Sex Ed Should Stay Out Of Schools

Joshua Ciccone

According to the Guttmacher Institute, as of March 1, 2018, the state of Minnesota requires sex education to be taught in public schools: However, it does not have to be medically accurate or age appropriate, and schools do not need to notify or request consent of parents, but parents are allowed to opt-out their children from the instruction.

The topic of sex education in public schools has been a highly debated issue for the past several decades. Whether from the liberal-leaning Planned Parenthood or the conservative-leaning Roman Catholic Church, debates on this issue have been ongoing, but the liberals have won out in the recent years.  

Sex education should not be taught in public schools under any circumstance, whether it be in health class, psychology, physiology, anatomy, or biology. Schools are places where children and young adults learn skills such as math, writing, and history, however, schools have been turned into state-run machines for brainwashing generations into thinking something is normal if it is taught in school. 

Parents are ostracized for standing their ground on the sex education debate. Dennis Prager, the founder of Prager University, said “One of the first things totalitarian movements seek to do is to break the child-parent bond. The child’s allegiance is shifted from parents to the state.” 
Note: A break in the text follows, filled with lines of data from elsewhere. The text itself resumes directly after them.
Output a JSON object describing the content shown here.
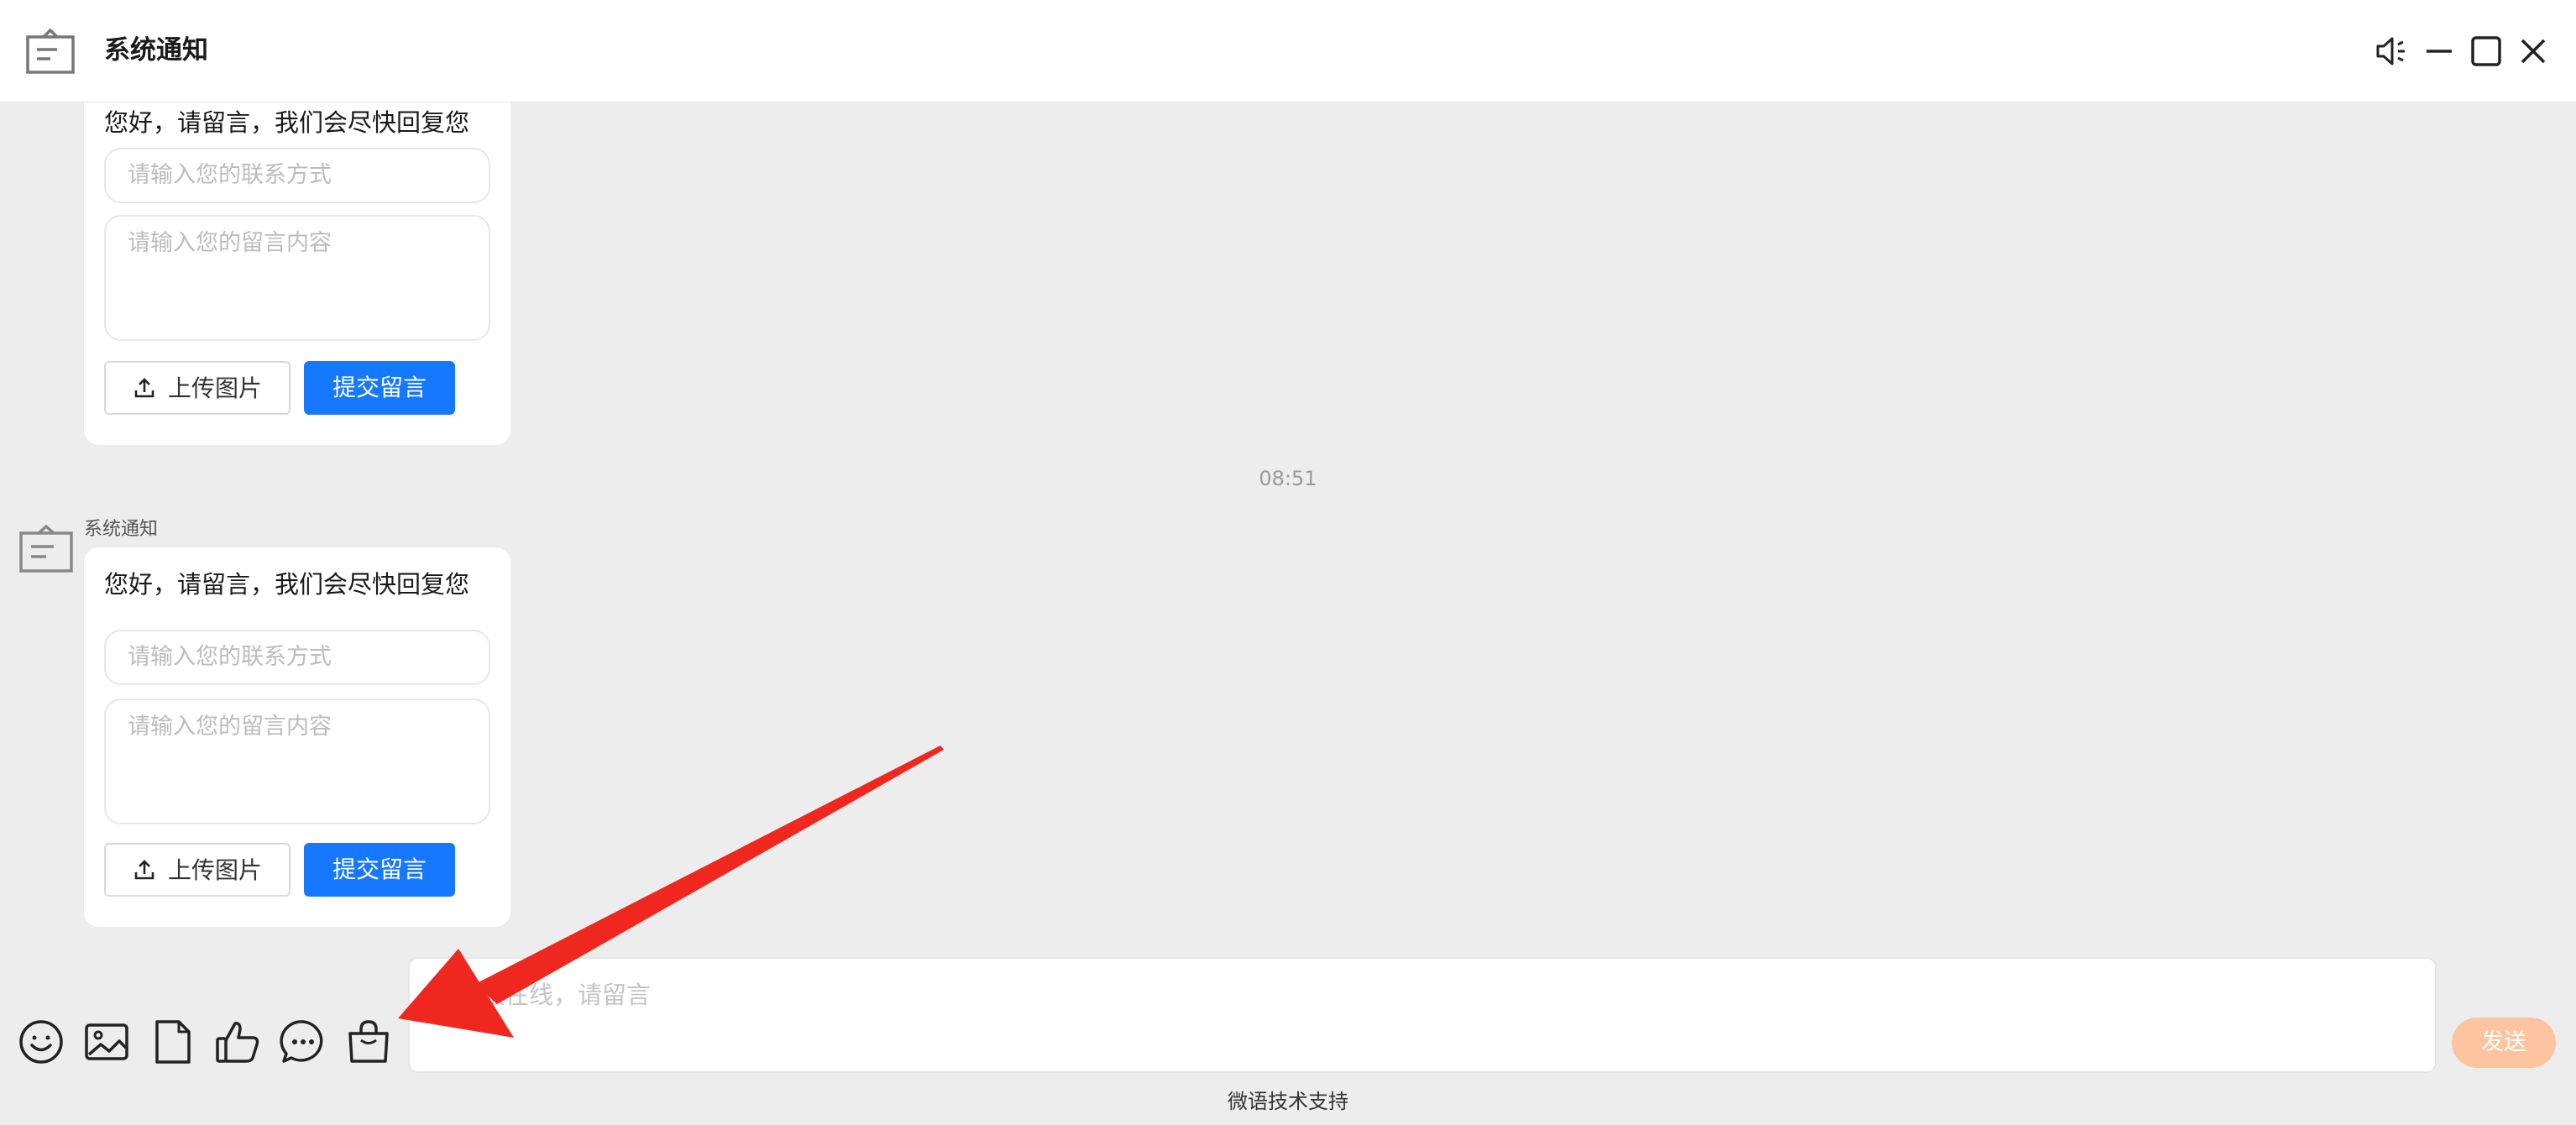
{
  "window": {
    "title": "系统通知",
    "controls": [
      "speaker-mute-icon",
      "minimize-icon",
      "maximize-icon",
      "close-icon"
    ]
  },
  "messages": [
    {
      "text": "您好，请留言，我们会尽快回复您",
      "contact_placeholder": "请输入您的联系方式",
      "content_placeholder": "请输入您的留言内容",
      "upload_label": "上传图片",
      "submit_label": "提交留言"
    },
    {
      "time": "08:51",
      "sender": "系统通知",
      "text": "您好，请留言，我们会尽快回复您",
      "contact_placeholder": "请输入您的联系方式",
      "content_placeholder": "请输入您的留言内容",
      "upload_label": "上传图片",
      "submit_label": "提交留言"
    }
  ],
  "toolbar": {
    "icons": [
      "emoji-icon",
      "image-icon",
      "file-icon",
      "thumbs-up-icon",
      "chat-bubble-icon",
      "shopping-bag-icon"
    ]
  },
  "composer": {
    "placeholder": "服在线，请留言",
    "send_label": "发送"
  },
  "footer": {
    "text": "微语技术支持"
  },
  "colors": {
    "primary": "#1677ff",
    "send_disabled": "#fdc4a0",
    "chat_background": "#ededed",
    "annotation_arrow": "#f0271e"
  }
}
Prager continues that “even in democratic societies,” such as the United States, “the larger the state becomes, the more it usurps the parental role.” Examples of public schools allowing inappropriate material to infiltrate tax-funded public schools are evident all over the United States. 

Time Magazine reported that in 2014 in Fremont, California, five district high schools allowed the sex education book Your Health Today by McGraw Hill to be used in 9th grade curriculum. The book gives information on topics such as asking if a partner has an STD, legalizing prostitution, and sex games that involve restricted movement, and even shows diagrams.  

Asfia Ahmed, a parent highly opposed to the book being used in school, said, “It assumes the audience is already drinking alcohol, already doing drugs, already have multiple sexual partners.” 

President of the Fremont school board Lara Calvert-York stated, “I think denying that [sex] is part of our culture in 2014 is really not serving our kids well…let’s have a frank conversation…and let’s do it in classroom setting, with highly qualified, credentialed teachers, who know how to have those conversations.”

This is exactly where an overpowering state steps in to the responsibilities of the family, and initiates a divide between parent and child. No high school teacher is more qualified than a parent to teach a student about sex. There is a difference between teaching about anatomy and teaching how to use it. 

How is it that the First Amendment of our Constitution prevent states from forcing religion to be taught to children in schools, but it does not restrict forcing instruction to children on how to have sex? 

Sex education is a topic meant for parents to discuss, and with American society transforming sex education to include education of same-sex orientation, transgender health, and gender identity, the public schools should be the last place where students should learn how to have sex.

If Catholic schools cannot be publicly funded to teach about abstinence before marriage, our tax dollars should not be funding secular public where our children are taught how to have safe sex, learn about gay sex, and are given free condoms.